Благота снова сдавленно засмеялся. В этот раз чуть громче, чувствуя, как пальцы левой руки немеют и теряют чувствительность. Но всё же он поднёс трясущейся рукой флягу к губам. Брага полилась по его подбородку, смочила ворот из конопляной ткани.
Вила отвлеклась, перевела свой бесцветный взгляд на его шею и влажные дорожки, оставленные брагой. Её влияние на разум ослабело.
«Какой он глуповатый. Какой беспечный. Явился просить выполнить его желание, и желание его нечто большее, чем убрать чирей с пальца, хоть чирей у него взаправду имеется. Но что может он предложить взамен? У него с собой лишь остатки вяленого окорока и горький сливовый самогон, в который местные крестьяне придумали добавлять можжевельник. Нет-нет. Такого явно недостаточно, и он должен был это понимать, являясь сюда».

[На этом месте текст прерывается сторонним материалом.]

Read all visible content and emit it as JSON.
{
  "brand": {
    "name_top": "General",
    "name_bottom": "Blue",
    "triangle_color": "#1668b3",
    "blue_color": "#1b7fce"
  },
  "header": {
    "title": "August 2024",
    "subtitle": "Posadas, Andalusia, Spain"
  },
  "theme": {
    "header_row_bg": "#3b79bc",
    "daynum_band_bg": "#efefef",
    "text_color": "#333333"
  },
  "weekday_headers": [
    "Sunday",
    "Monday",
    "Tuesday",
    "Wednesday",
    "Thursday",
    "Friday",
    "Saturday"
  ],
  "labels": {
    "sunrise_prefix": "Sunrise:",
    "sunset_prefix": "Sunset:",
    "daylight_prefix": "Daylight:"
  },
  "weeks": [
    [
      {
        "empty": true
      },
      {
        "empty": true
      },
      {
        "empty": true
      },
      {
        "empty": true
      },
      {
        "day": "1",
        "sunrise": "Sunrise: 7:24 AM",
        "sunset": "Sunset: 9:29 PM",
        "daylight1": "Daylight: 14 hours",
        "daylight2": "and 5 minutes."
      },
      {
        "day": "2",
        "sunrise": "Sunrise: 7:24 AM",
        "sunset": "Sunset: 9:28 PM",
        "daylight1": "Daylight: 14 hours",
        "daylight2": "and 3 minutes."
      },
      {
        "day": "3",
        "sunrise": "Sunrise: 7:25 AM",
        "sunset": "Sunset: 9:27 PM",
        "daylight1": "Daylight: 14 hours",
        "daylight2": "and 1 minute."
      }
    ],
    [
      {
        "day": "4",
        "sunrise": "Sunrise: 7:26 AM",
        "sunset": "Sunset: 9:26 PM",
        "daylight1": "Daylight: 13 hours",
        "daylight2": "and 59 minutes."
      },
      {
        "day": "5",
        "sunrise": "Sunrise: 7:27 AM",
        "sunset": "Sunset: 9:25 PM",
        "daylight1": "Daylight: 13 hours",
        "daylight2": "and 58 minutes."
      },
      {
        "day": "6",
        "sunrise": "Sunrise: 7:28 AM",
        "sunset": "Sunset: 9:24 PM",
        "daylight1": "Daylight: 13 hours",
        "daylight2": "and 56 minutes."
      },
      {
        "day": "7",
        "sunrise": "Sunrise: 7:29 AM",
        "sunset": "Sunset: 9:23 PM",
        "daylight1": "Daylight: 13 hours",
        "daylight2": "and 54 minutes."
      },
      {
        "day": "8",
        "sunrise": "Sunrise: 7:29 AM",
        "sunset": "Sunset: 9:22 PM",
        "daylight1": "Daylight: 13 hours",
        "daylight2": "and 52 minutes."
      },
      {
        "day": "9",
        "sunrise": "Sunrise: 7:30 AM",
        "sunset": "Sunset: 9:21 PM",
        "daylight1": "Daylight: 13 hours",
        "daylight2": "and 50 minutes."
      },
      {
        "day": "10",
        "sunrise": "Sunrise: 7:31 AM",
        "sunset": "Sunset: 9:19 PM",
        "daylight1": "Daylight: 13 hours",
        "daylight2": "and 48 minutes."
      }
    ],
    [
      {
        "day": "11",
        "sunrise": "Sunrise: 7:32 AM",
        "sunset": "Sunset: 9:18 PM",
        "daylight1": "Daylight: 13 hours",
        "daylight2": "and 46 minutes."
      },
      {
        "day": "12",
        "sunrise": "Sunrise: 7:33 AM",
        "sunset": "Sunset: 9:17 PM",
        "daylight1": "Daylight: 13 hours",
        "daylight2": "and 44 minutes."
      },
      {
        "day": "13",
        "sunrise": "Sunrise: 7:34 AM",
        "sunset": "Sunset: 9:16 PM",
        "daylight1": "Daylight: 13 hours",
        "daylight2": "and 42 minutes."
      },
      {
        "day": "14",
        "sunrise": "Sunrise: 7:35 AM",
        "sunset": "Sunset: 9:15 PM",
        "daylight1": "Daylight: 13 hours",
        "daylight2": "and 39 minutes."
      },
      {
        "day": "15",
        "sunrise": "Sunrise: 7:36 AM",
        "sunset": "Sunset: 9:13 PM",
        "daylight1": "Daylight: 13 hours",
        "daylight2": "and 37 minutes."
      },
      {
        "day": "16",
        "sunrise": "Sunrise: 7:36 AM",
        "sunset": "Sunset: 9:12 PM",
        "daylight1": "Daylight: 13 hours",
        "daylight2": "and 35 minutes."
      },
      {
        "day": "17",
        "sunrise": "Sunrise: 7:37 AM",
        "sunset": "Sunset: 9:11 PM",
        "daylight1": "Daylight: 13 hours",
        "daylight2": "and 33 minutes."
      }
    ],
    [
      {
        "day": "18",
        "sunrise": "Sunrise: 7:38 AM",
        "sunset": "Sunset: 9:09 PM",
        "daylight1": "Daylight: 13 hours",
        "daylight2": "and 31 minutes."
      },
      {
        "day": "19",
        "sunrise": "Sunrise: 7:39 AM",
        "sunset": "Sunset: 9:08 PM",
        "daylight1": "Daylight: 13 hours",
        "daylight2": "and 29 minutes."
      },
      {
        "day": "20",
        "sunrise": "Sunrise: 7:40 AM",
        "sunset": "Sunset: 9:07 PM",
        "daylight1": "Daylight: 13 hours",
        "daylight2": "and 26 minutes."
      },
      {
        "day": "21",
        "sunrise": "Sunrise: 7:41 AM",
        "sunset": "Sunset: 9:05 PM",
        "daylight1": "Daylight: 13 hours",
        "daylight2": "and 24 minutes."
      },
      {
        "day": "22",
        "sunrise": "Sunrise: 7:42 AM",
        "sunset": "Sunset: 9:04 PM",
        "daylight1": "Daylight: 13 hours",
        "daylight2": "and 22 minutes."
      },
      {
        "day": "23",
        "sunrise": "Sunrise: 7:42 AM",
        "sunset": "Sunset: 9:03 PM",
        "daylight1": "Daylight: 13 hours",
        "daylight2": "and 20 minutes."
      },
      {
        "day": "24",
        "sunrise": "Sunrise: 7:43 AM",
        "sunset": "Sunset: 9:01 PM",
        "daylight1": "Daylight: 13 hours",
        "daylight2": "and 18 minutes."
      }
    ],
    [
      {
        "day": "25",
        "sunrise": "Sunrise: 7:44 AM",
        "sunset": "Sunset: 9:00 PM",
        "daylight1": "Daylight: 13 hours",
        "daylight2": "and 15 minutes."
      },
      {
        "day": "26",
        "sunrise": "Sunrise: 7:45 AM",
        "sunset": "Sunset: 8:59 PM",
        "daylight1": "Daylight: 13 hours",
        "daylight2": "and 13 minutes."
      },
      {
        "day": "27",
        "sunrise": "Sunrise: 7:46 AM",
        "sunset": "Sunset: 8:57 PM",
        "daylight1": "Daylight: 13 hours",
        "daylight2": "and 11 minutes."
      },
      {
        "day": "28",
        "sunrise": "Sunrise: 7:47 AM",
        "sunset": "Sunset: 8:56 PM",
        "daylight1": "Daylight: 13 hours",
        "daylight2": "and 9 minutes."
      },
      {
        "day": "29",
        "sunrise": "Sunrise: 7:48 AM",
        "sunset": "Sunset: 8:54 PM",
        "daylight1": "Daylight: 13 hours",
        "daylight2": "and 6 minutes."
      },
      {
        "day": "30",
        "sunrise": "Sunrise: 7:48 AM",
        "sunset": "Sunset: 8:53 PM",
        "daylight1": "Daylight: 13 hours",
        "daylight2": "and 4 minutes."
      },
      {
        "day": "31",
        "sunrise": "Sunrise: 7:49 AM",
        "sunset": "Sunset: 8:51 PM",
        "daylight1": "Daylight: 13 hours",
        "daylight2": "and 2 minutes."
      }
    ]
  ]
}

Благота остался лежать на траве, зажимая сгибом руки флягу и тщась закрыть её непослушными пальцами. Испитая брага внутри давала ложное чувство тепла, и этого хватало. Должно было хватить.
Вила сделала шаг навстречу.
«Что может предложить человек, у которого нет ничего? Пускай даже такой настойчивый?»
Благота расплылся в усталой улыбке, отводя руку в беспомощном жесте. Он честно не знал. Так и не смог придумать, взбираясь сюда.
И всё же, облизав губы, он ответил, на этот раз вслух:
– Историю. О, нет-нет, молю. Не испепеляй меня своим взглядом! История, которую я хотел бы тебе поведать, она вовсе не о том, как пастух и пастушка решили украсть поросёнка…
«Почему вила должна согласиться? Что мешает виле самой вызнать эту историю?»
– Из чувства собственной щепетильности? – предположил Благота. – Зачем пачкать чувства и мысли, беря в руки битые осколки истории, если кто-то другой может воспользоваться щадящим словом. Ведь на чужих словах всё проще.
2. Мизгирь
Осень 7021 от сотворения мира
Снег таял на волосах.
– Чего встал? – худой, как скелет, служилый натужно откашлялся и глухо прибавил: – Пошевеливайся, вырь.